Last updated : 09 January 2006 By editor

From the Telegraph:

‘The young Roy Keane would have imagined his Celtic debut many times, and in many ways, but never like this, as a ghost in someone else's romance. Until yesterday, the finest football drama Clyde's home town of Cumbernauld had produced was Gregory's Girl, which was filmed here. This had the more extraordinary ending.

Celtic supporters had filled two of the three sides of this modest ground, still unfinished more than a decade after its opening, and on the empty bank behind one goal a string of youngsters stood with an Irish tricolour which had Keane's face staring grimly out from its centre.
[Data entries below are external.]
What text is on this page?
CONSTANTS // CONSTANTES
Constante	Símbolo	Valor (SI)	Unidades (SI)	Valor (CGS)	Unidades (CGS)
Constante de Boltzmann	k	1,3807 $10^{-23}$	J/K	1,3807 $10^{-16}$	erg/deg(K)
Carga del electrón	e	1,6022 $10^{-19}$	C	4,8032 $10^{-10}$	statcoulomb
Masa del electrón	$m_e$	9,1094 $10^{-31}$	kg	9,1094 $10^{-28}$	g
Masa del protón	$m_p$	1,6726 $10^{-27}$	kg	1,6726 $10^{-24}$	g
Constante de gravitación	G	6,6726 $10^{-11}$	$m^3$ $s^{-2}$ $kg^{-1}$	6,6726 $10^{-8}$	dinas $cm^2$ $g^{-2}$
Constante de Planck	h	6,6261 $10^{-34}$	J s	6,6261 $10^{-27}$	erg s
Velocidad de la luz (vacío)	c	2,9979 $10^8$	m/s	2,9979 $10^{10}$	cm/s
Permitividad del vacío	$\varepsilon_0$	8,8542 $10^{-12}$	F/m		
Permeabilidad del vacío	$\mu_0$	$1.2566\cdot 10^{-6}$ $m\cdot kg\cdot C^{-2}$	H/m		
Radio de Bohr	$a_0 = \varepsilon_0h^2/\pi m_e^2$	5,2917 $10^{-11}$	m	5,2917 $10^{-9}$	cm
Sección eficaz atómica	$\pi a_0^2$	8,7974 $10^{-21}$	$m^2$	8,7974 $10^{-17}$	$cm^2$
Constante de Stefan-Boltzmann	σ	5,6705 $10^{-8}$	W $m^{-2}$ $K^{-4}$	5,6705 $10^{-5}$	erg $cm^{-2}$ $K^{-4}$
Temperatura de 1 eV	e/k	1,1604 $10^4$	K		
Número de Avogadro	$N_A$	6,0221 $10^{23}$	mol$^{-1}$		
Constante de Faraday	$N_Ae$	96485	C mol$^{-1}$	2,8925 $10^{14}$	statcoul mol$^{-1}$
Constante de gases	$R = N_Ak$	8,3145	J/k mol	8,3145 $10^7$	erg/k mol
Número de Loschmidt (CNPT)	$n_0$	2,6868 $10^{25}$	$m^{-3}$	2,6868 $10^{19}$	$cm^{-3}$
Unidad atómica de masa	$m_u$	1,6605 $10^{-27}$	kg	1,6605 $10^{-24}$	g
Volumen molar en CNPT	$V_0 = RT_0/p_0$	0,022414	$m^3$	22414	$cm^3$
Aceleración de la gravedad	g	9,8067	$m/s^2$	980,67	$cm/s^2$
To those for whom Keane's arrival at Parkhead seemed like a prophesy fulfilled, it would have been like waiting years to see Muhammad Ali box, only to watch him knocked cold by a fairground fighter.
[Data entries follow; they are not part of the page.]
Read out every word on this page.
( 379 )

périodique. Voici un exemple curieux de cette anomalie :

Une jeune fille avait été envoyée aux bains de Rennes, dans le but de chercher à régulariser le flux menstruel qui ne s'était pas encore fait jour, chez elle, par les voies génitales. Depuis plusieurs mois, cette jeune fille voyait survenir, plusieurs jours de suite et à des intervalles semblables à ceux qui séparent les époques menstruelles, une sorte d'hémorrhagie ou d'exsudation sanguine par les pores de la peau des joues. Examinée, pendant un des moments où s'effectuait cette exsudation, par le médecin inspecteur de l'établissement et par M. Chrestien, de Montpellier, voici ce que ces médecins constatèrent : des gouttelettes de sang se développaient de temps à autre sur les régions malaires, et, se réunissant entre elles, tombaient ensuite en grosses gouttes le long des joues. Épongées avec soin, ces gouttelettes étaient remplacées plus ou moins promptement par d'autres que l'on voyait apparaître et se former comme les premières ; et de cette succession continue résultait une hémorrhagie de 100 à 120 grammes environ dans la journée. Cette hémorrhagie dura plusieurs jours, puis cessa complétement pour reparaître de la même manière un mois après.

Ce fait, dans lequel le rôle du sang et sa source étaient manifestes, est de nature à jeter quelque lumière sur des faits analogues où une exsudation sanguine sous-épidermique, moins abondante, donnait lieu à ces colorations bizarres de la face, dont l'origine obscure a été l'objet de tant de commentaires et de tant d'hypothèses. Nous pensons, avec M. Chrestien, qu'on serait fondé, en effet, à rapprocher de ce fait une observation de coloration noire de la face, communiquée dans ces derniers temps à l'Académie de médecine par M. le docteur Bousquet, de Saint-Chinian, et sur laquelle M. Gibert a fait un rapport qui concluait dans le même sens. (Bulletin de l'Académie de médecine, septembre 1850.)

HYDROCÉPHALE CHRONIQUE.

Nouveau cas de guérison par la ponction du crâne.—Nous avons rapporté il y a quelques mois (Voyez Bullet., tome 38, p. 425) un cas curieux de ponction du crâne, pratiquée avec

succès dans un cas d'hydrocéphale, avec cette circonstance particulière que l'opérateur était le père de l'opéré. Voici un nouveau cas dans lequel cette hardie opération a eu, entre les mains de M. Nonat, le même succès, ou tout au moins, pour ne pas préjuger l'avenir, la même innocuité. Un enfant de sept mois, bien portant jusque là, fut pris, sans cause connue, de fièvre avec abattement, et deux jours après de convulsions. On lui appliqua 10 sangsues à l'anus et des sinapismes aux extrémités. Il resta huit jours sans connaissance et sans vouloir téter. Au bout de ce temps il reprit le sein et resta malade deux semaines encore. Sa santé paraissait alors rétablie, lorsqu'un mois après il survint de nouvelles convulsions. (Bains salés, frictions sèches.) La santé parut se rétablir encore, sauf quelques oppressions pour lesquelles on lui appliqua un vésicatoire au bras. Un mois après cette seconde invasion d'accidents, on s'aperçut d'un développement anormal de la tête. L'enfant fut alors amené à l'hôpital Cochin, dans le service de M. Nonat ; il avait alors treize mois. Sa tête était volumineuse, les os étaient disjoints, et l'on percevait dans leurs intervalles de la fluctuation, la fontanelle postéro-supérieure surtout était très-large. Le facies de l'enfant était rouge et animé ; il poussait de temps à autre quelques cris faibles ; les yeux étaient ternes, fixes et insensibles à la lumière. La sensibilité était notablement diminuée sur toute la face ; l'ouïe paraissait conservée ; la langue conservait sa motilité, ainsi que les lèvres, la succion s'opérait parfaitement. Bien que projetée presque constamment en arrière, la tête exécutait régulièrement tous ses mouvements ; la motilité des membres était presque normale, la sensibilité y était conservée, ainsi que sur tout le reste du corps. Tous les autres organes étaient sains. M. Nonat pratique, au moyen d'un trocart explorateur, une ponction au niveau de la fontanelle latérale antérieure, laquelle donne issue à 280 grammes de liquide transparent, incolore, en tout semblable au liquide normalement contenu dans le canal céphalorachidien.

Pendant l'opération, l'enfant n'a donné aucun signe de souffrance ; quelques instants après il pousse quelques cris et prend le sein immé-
When Keane chose Celtic ahead of Real Madrid and a smattering of Premiership sides, he would have accepted that standards at a lot of Scottish clubs would have reminded him of his time at Cobh Ramblers. He could not have anticipated that the one he had signed for would be among them.

Strachan was scathing. "In any game of football, if you don't create chances, have any shots or seem unable to pass the ball back to your keeper, then your tactics aren't working. It was not my idea of cup football." He stopped short of admitting to humiliation. "I'm disappointed and saddened but not humiliated."
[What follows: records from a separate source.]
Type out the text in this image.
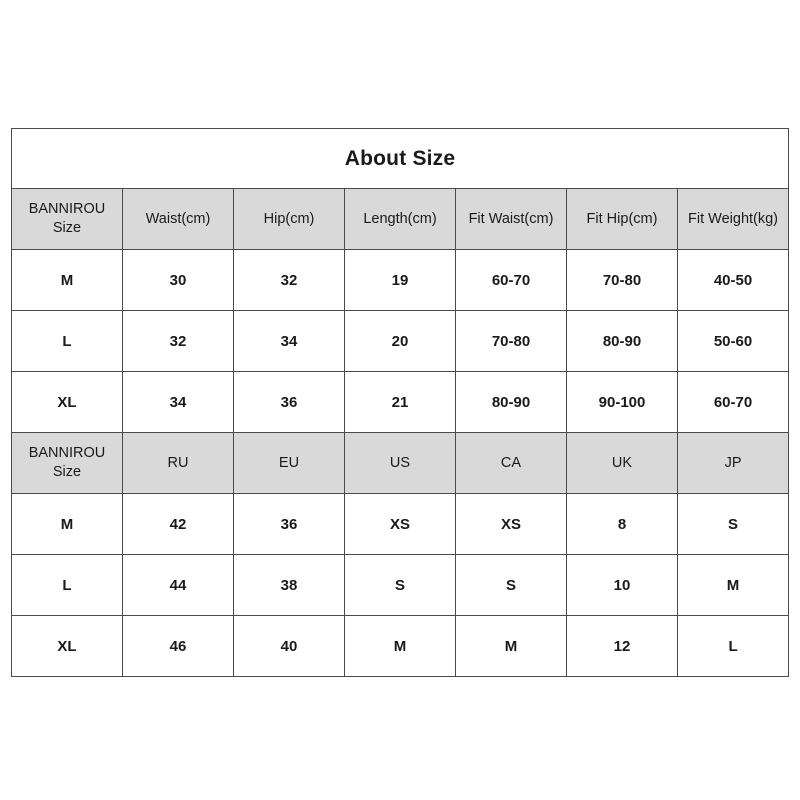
About Size						
BANNIROU
Size	Waist(cm)	Hip(cm)	Length(cm)	Fit Waist(cm)	Fit Hip(cm)	Fit Weight(kg)
M	30	32	19	60-70	70-80	40-50
L	32	34	20	70-80	80-90	50-60
XL	34	36	21	80-90	90-100	60-70
BANNIROU
Size	RU	EU	US	CA	UK	JP
M	42	36	XS	XS	8	S
L	44	38	S	S	10	M
XL	46	40	M	M	12	L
At Manchester United, Keane seldom enjoyed visits to the lower reaches of English football and never suffered a debacle quite like this. Upsets like these are rarer in Scotland than in England. Clyde are fourth in the division below Celtic, which to English eyes might suggest United being beaten by Watford. But Watford did not draw 901 people to their last league fixture and they are not called 'The Bully Wee' by their fans. This was a footballing earthquake.

Graham Roberts, who had a playing staff of two when he succeeded Ronald McDonald (no, really) as Clyde manager was more than a little pleased with himself:

"This is the greatest day of my managerial career, nothing will ever top this."